I've seen discussions calling even feed-forward CNNs, monte-carlo chains, or GANs "antiquated" because transformers and diffusion have surpassed their performance on many domains. There is a hyper-fixation on large transformers and a sentiment that it somehow replaces everything that came before in every domain.
It's a tool that unlocks things we could not do before. But it doesn't do everything better. It does plenty of things worse (at-least taking power and compute into account). Even if it can do algebraic now (as is so proudly proclaimed in the benchmarks), wolfram alpha remains and will continue to remain far more suited to the task. Even if it can write code; it does NOT replace programming languages as I've seen people claim in very recent posts on here on HN.
SWEBench performance moved from 25% to 70% solved since beginning of 2025, and even with the narrowest possible lens from 65% to 70% since May. ARC-AGI2 keeps rapidly climing. We have experimental models able to (maybe) hold their ground at IMO gold. As well as performing at IPhO gold level.

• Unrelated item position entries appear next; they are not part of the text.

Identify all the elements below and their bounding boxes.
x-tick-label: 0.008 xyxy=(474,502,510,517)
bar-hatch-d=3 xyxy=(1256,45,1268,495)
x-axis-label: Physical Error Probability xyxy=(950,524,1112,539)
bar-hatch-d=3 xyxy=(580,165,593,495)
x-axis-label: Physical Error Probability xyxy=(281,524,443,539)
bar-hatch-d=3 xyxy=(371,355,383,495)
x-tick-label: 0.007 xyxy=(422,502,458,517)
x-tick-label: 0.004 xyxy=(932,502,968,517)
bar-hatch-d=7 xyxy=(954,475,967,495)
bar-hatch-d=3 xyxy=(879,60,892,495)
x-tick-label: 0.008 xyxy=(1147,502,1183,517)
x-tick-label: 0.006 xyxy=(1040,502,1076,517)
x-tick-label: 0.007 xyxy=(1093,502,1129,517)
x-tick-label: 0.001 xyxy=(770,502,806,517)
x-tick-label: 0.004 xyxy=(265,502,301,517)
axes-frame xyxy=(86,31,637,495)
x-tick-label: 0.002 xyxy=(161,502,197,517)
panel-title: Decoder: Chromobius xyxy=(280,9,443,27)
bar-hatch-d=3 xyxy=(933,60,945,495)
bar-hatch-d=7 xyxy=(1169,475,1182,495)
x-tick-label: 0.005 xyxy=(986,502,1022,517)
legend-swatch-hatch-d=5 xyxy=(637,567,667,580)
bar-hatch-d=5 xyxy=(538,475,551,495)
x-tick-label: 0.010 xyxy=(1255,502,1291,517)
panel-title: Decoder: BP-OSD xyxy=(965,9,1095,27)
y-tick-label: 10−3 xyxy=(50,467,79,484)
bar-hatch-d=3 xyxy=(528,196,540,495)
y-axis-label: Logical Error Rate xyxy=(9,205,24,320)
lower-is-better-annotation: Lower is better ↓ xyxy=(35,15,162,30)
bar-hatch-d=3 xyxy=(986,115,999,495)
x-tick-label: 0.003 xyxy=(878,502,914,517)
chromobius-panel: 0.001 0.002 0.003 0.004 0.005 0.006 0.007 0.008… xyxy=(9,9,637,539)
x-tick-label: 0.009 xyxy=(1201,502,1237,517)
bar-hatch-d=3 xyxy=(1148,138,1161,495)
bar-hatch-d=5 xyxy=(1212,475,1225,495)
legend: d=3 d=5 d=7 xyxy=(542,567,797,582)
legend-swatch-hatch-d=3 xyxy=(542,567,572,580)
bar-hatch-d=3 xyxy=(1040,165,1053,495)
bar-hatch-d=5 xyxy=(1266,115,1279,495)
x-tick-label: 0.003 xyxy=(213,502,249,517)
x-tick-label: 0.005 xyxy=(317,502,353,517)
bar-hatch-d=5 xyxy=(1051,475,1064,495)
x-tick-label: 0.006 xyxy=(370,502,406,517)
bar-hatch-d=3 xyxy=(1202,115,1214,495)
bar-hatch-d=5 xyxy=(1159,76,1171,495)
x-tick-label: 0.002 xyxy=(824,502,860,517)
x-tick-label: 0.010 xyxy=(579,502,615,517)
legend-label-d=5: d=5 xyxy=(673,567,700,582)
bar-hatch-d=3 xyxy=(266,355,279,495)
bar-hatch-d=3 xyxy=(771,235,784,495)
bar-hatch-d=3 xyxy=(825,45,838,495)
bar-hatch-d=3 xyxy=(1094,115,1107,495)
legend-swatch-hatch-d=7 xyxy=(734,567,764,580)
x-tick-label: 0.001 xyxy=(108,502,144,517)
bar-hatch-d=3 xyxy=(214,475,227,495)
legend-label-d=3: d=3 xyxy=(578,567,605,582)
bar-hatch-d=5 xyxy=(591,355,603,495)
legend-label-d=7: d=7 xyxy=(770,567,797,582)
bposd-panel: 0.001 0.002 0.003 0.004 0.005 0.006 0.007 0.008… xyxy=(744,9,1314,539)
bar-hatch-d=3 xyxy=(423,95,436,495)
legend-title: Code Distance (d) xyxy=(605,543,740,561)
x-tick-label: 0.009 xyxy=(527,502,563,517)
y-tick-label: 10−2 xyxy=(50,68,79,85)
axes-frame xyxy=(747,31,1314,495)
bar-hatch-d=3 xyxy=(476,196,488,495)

And that leaves out the point that LMArena is a popularity contest. Not "was this correct", but "which answer did you like better". The thing that brought us glazing. A leveling ELO (or a very slowly climbing one) is kind of expected, and is really saying nothing about progress in the field.
Still doesn't mean "THE MACHINE GODS ARE COMING", but I would expect to see continued if slowing improvement. (I mean, how much better can you get at math if you already can be a useful assistant to Terence Tao and win IMO gold? And wouldn't we expect that progress to slow?)
But more than "how hard of a problem can you solve", I expect we'll see a shift to instead looking at missing capabilities. E.g. memory - currently, you can tell Claude 500 times to use uv, not pip, and it will cheerfully not know that again the 501st time. That's much more important than "oh, it now solves slightly harder problems most of us don't have". And if you look at arxiv papers, a lot are peeking in that direction.
I'd also expect work on efficiency. "can we not make it cost about the amount of India's budget to move the industry forward, every year" is kind of a nice idea. No, I'm not making the number up, or taking OAIs fantasy numbers - 2025 AI industry capex is expected to be $375B. We'll likely need that efficiency if we want to get significantly better at difficulty level or task length, too.